Esperada, asimismo, resultó la propuesta de toda una reestructuración de un modelo económico obviamente agotado, que buscará con alternativas como las inversiones extranjeras, el trabajo, los impuestos y la producción privada, la descentralización del Estado, la eliminación de trabas burocráticas y la reducción de subvenciones. Todas estas medidas procuran la necesaria competitividad mercantil que reclama con urgencia un país agobiado por una interminable crisis económica y una rampante ineficacia productiva, y con una sociedad deformada por los modos en que se accede a bienes y servicios. 

                Y hablando de su propia ciudad, me da temor que las ciudades que conozco se vengan a menos, empiecen a envejecer no por las propias artes de la edad, sino por el abandono y la desidia y por qué no, por la falta de plata.


La Habana está renaciendo. No podría asegurar si de la mejor manera, pero el renacer es evidente. Apenas oficializadas las primeras medidas de la «actualización del modelo económico cubano», (…) los efectos de la nueva política han comenzado a variar, de manera acelerada, la fisonomía física de una ciudad que, en los últimos cincuenta años, parece haberse detenido en el tiempo (e incluso retrocedido con el avance del deterioro).

Hasta este instante la apertura más contundente y visible ha sido la de la revitalización del trabajo por cuenta propia, con una ampliación de sus categorías y actividades (nada espectacular, pues ha estado centrada en los oficios y muy pequeños negocios más que en las profesiones). Para ejercer las distintas posibilidades de trabajo privado ya se han concedido en el país una cifra notable de nuevas licencias, a pesar de que, en su mismo nacimiento, se ha establecido un fuerte sistema impositivo que hace dudar de la capacidad de muchos aspirantes para poder cumplir a cabalidad los compromisos fiscales.
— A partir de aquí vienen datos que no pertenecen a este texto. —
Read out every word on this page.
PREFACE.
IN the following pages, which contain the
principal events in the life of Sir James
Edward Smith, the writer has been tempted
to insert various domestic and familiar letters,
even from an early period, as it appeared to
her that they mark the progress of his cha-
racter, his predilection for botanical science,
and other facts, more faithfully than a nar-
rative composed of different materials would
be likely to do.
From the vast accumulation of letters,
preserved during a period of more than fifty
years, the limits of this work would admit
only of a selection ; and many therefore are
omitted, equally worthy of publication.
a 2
Esta alternativa laboral independiente, por muchos años prohibida y luego estigmatizada, cumple diversas misiones, entre ellas las de absorber una parte de los empleados estatales y gubernamentales que quedarán «disponibles», según la retórica cubana. La cifra de los despedidos se calcula alcanzará más de un millón cuando el proceso haya concluido, aunque ahora mismo su puesta en práctica ha sido desacelerada ante la evidencia de que la sociedad y la economía no tienen demasiadas alternativas laborales para tantas personas. A la vez, el trabajo por cuenta propia intenta dar un leve pero necesario impulso desde abajo a la descentralización de las estructuras económicas de un modelo en el cual, hasta hoy, la presencia del Estado ha sido como el de la esencia divina: ha brillado en todas partes, aunque no siempre resulte visible o tangible. En el mercado laboral, por cierto, la presencia estatal y gubernamental era absoluta y hegemónica, aunque desde la crisis de la década de 1990 sufrió cuantiosas deserciones, habida cuenta de que los salarios oficiales resultan insuficientes para los niveles de gastos del empleado promedio y muchas personas en edad laboral prefirieron pasar a la actividad del «invento», término cubano en el cual se engloban las más disímiles estrategias de supervivencia.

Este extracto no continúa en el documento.